Tyree Guyton. The Times, 2017. Wood, paint, and mixed media. Installation view: A Street and Indiana Avenue. Photo: Steve Weinik for Mural Arts Philadelphia.

As we learned, Philadelphians are distinctly aware of the impact of politics on debates about memory and advocacy, the importance and significance of a broad range of monumental sites, and the city’s historical sites and perspectives. It became clear that the people of Philadelphia were already thinking about our central question—or at least some form of the idea of what the city is, what it was, and what it can be through a process of participation and monumental production.

The United States is a place founded on the wounded bodies of Others—the indigenous, Black, indentured, gay, impoverished, and many more

Philadelphia is the home of the Liberty Bell; we saw the crack in the bell as a fissure that haunts us, a wound that refuses to heal. For all the glorious language that makes up the Constitution and the Declaration of Independence, the United States of America is a place founded on the wounded bodies of Others—the indigenous, Black, indentured, gay, impoverished, and many more.

Monument Lab operates between digital humanities and civic engagement, offering key ideas and methods for Philadelphia and other cities.

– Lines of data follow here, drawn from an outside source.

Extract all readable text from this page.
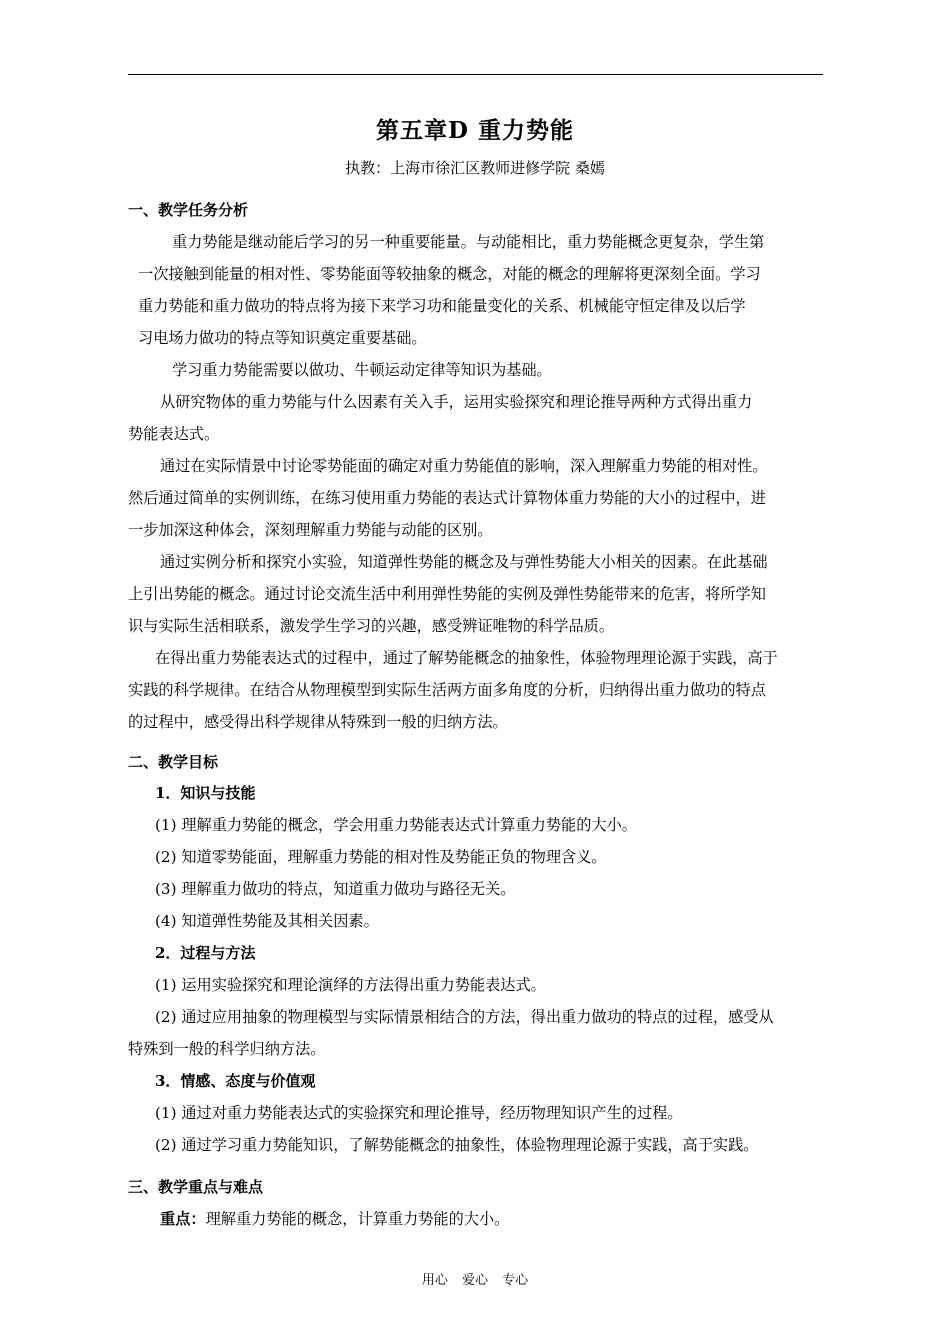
第五章D 重力势能
执教：上海市徐汇区教师进修学院 桑嫣
一、教学任务分析
重力势能是继动能后学习的另一种重要能量。与动能相比，重力势能概念更复杂，学生第
一次接触到能量的相对性、零势能面等较抽象的概念，对能的概念的理解将更深刻全面。学习
重力势能和重力做功的特点将为接下来学习功和能量变化的关系、机械能守恒定律及以后学
习电场力做功的特点等知识奠定重要基础。
学习重力势能需要以做功、牛顿运动定律等知识为基础。
从研究物体的重力势能与什么因素有关入手，运用实验探究和理论推导两种方式得出重力
势能表达式。
通过在实际情景中讨论零势能面的确定对重力势能值的影响，深入理解重力势能的相对性。
然后通过简单的实例训练，在练习使用重力势能的表达式计算物体重力势能的大小的过程中，进
一步加深这种体会，深刻理解重力势能与动能的区别。
通过实例分析和探究小实验，知道弹性势能的概念及与弹性势能大小相关的因素。在此基础
上引出势能的概念。通过讨论交流生活中利用弹性势能的实例及弹性势能带来的危害，将所学知
识与实际生活相联系，激发学生学习的兴趣，感受辨证唯物的科学品质。
在得出重力势能表达式的过程中，通过了解势能概念的抽象性，体验物理理论源于实践，高于
实践的科学规律。在结合从物理模型到实际生活两方面多角度的分析，归纳得出重力做功的特点
的过程中，感受得出科学规律从特殊到一般的归纳方法。
二、教学目标
1．知识与技能
(1) 理解重力势能的概念，学会用重力势能表达式计算重力势能的大小。
(2) 知道零势能面，理解重力势能的相对性及势能正负的物理含义。
(3) 理解重力做功的特点，知道重力做功与路径无关。
(4) 知道弹性势能及其相关因素。
2．过程与方法
(1) 运用实验探究和理论演绎的方法得出重力势能表达式。
(2) 通过应用抽象的物理模型与实际情景相结合的方法，得出重力做功的特点的过程，感受从
特殊到一般的科学归纳方法。
3．情感、态度与价值观
(1) 通过对重力势能表达式的实验探究和理论推导，经历物理知识产生的过程。
(2) 通过学习重力势能知识，了解势能概念的抽象性，体验物理理论源于实践，高于实践。
三、教学重点与难点
重点：理解重力势能的概念，计算重力势能的大小。
用心 爱心 专心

Seeing a shift in the public understanding of monumentality, we created a welcoming site-specific research method and the conditions for a more nuanced discussion about public art, public history, and social practice.


Monument Lab was a public art and history project led by curators Paul M. Farber and Ken Lum, and produced with Mural Arts Philadelphia. Between September 16 and November 19, 2017, Monument Lab invited Philadelphians and visitors to join a citywide conversation about history, memory, and our collective future.